Pradip and I talked the rest of the time about our trip and the business side of things and looked at pictures of his kids.
As soon as the plane landed I turned on my cell phone and texted this to Pam . . .
When I hit send, my iPhone sent the messages and retrieved all my text messages I had missed while I was in the air. Pam had sent me two messages that came in instantly . . .
Pradip and I were standing up, just starting to get our bags from the overhead bin. I called Pam immediately. Pam was quick, and sounded horrible.
“The baby died this morning”, she told me. “I got real sick, went to the hospital, and they tried to find the heart beat. There was none. The baby is gone.”
“O.K. I’ll call you right back. I love you.”
I looked at Pradip in shock and said, “Our baby died. Pam’s in the hospital and I need to go back to York.”
Pradip was amazing. He said that we needed to get off the plane and get me back home. I was frozen as I grabbed my bags out of the overhead bin. I got off the plane before Pradip, and John was waiting for us checking his blackberry. When I saw John I burst into tears and apologized: I’m about to walk into hell with my wife.

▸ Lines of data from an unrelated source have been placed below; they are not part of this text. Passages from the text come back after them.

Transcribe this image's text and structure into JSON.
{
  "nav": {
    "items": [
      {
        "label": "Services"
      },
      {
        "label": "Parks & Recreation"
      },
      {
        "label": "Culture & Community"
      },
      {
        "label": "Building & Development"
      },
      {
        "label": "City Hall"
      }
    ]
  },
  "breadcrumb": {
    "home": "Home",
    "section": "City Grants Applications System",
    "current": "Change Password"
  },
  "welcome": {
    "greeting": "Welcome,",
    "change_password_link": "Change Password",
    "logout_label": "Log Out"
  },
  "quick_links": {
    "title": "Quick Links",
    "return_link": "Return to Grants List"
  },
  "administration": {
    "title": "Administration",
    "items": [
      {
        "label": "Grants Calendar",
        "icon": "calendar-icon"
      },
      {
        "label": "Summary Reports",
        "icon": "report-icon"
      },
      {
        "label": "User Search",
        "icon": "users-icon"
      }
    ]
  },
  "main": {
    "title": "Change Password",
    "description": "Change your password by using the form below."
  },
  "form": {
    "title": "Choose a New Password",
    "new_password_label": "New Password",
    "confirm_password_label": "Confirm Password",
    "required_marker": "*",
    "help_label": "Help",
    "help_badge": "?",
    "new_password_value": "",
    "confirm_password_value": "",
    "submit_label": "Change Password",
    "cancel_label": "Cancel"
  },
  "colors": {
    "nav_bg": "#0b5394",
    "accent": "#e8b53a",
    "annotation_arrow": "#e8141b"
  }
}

John instantly removed his “CEO” hat, and put on his gentleman’s hat. “Money isn’t as issue,” he said, “we’re getting you back on that plane. You’re going home.” Pradip was so full of compassion. They were both thrown into such an awkward position. I felt horrible that the company paid all this money for me to fly out to California, only to send me right back again. John and Pradip, they didn’t feel bad at all. I wasn’t an employee to them. I was a person, and a person that needed to get back home.
Pradip went right up to the counter and got me back on the same plane I came in on. It was going right back to where it came from.
I sat down and wept. I was going to go home and find out if we had a boy or a girl. I just never imagined it would be like this. Pam was 34 weeks pregnant.